男子部と女子部で、入学式の日が違うとか?

いや、でも入学式の資料はもらったし。

かろうじて校門のところに、「入学式」と書かれた小さい手書きのプラカードみたいなものが貼り付けてあった。

…ってことは、やっぱりここで合ってるんだ。

新校舎の女子部の華やかな雰囲気と比べると、ここは墓場も同然だな。

これが、本当に聖青薔薇学園なのか…?

とても、さっきの新校舎と同じ学校とは思えんぞ。

案内してくれるボランティアの一人もいないし。

何処だよ、入学式の会場は。

立て札くらい用意しておいてくれよ。俺、ここに来たの今日がはじめてなんだぞ。

入学式の前から、早速迷子かよ。

あちらでもこちらでもないと、うろうろ歩き回り。

道を尋ねようにも、尋ねる人さえいない。

入学式なのに、他の新入生の姿も、父兄の姿も見えないなんて。

10分くらい彷徨って、俺はようやく、旧校舎の近くに体育館らしき建物を見つけた。

その体育館の入り口に、薄っぺらい紙に「◯年度入学式 会場」と書いて、貼り付けられているのを見つけた。

やっと見つけた。
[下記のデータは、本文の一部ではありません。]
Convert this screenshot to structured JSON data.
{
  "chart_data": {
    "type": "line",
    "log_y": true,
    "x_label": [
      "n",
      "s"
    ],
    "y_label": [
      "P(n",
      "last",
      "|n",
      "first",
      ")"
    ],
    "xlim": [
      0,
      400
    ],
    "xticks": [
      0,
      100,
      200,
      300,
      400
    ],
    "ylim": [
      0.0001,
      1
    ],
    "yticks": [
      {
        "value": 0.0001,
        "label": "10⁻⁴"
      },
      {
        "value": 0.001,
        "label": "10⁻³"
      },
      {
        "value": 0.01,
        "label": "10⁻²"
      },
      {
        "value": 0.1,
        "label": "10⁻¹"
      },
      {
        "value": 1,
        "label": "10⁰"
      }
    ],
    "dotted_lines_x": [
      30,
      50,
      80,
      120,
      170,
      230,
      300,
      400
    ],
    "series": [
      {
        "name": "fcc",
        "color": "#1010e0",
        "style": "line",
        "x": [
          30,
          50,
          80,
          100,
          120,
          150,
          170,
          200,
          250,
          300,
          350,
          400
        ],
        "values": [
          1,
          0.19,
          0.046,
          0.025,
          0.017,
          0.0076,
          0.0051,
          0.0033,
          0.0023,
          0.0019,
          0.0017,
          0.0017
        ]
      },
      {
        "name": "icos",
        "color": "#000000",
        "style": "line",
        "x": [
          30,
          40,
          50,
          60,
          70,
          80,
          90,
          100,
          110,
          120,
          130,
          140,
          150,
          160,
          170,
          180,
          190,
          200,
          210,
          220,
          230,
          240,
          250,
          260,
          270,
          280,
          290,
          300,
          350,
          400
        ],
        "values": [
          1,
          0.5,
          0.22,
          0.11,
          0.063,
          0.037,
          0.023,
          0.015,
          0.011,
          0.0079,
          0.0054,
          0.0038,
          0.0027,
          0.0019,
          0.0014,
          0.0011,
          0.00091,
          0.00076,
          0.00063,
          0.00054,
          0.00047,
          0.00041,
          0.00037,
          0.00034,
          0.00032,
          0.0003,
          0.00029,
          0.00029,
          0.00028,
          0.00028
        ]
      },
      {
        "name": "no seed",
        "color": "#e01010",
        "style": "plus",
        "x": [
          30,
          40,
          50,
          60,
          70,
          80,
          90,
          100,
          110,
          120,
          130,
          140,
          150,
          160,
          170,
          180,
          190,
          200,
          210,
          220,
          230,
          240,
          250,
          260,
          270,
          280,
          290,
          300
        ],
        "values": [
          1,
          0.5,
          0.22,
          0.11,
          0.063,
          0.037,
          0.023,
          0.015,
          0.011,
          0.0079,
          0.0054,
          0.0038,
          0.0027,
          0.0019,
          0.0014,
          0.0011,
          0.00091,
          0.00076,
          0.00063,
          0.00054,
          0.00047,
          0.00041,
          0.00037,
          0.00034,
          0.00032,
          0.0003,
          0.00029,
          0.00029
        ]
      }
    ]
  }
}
ここかよ。

覗いてみると、やっと人の姿を見つけた。

隅の方に、バスケットのゴールや卓球台が片付けてあるのが見えた。

やっぱりここ、体育館なんだ。

新校舎では講堂で、華やかに入学式なのに。

旧校舎では、体育館で入学式なんだな。

何だろう。凄いなんかこう…格差を感じる。